The MNIST training set is stored in a very simple file format designed for storing vectors and multidimensional matrices. The images are first transformed into a dataset of feature vectors(shown below) through preprocessing steps. The original black and white images from NIST were size normalized to fit in a 20x20 pixel box while preserving their aspect ratio. The resulting images contain grey levels as a result of the anti-aliasing technique used by the normalization algorithm. the images were centered in a 28x28 image by computing the center of mass of the pixels, and translating the image so as to position this point at the center of the 28x28 field. Please refer to THE MNIST DATABASE of handwritten digits for more details.

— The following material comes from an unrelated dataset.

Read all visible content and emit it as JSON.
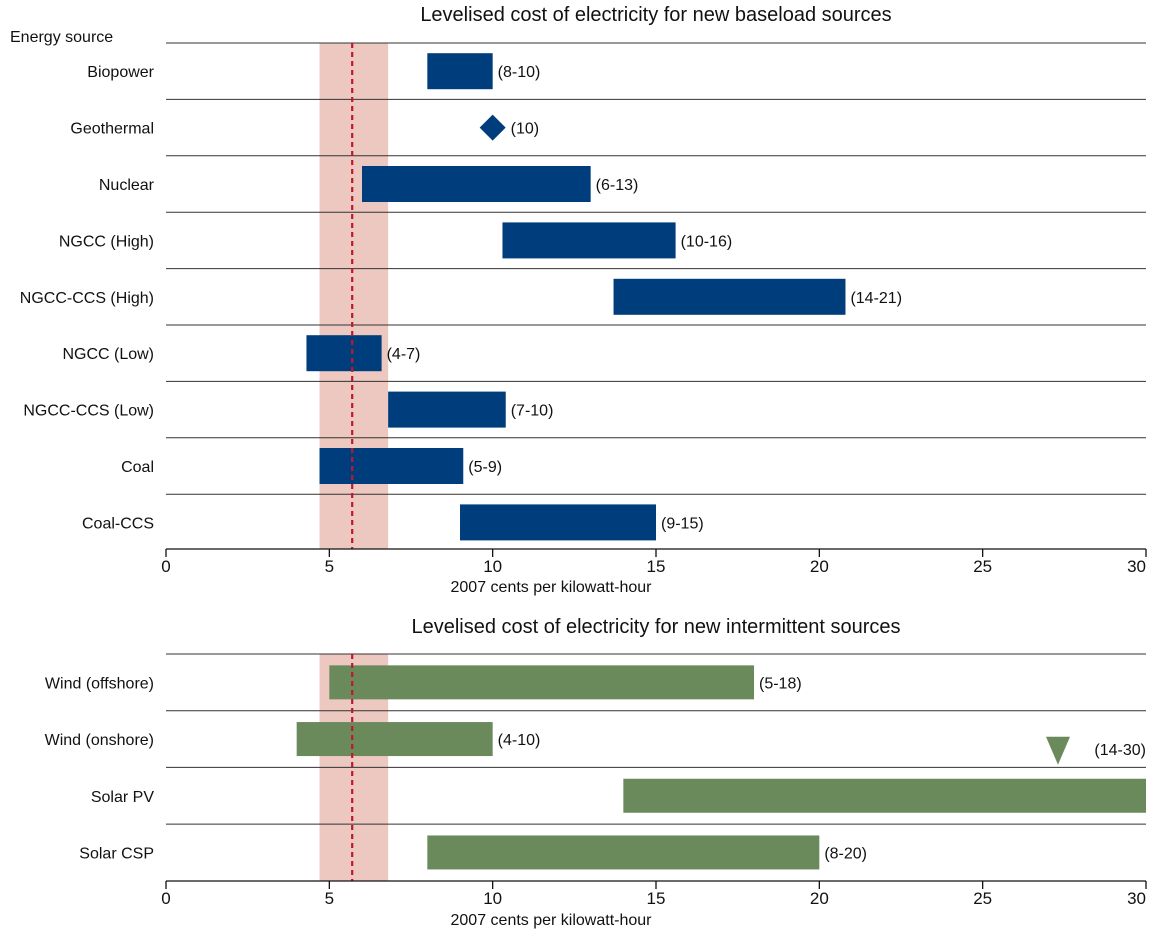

Here’s what the dataset should look like:

7 203:84 204:185 205:159 ... 741:207 742:18

Format: <label> [<fid>:<feature>]+

  • <label>: digit between 0-9 (example: 7)
  • <fid>: positive feature id (example: 203)
  • <feature>: the feature value (example: 84)

Run Example

To be able to compile and run, you have to install Harp and Hadoop:

Put data on hdfs

#download the dataset
python $HARP_ROOT_DIR/datasets/tutorial/mnist/
#split into 2 parts
python $HARP_ROOT_DIR/datasets/tutorial/mnist/ mnist_data 2
#upload data to hadoop
hadoop fs -mkdir -p /nn/batch
hadoop fs -put mnist_data_?.* /nn/batch


Select the profile related to your hadoop version. For ex: hadoop-2.6.0. Supported hadoop versions are 2.6.0, 2.7.5 and 2.9.0

mvn clean package -Phadoop-2.6.0
cd $HARP_ROOT_DIR/contrib/target
cp contrib-0.1.0.jar $HADOOP_HOME
cp $HARP_ROOT_DIR/third_parity/jblas-1.2.4.jar $HADOOP_HOME/share/hadoop/mapreduce
cp $HARP_ROOT_DIR/third_parity/neuralNet-1.0.0-SNAPSHOT.jar $HADOOP_HOME/share/hadoop/mapreduce


hadoop jar contrib-0.1.0.jar edu.iu.NN.NNMapCollective
Usage: NNMapCollective <number of map tasks> <epochs> <syncIterNum> <hiddenLayers> <minibatchsize> <lambda> <workDir>


hadoop jar contrib-0.1.0.jar edu.iu.NN.NNMapCollective 2 20 5 100,32 2000 0 /nn

This command run harp neuralnetwork training on the input dataset under /nn, with 2 mappers. Training process goes through 20 times of the training dataset, averages the model every 5 iteration for each minibatch. The minibatch size is 2000, lambda is default value 0.689. There are 2 hidden layers, with 100 and 32 nodes each. Finally, it outputs the accuracy on the training set into the hadoop log.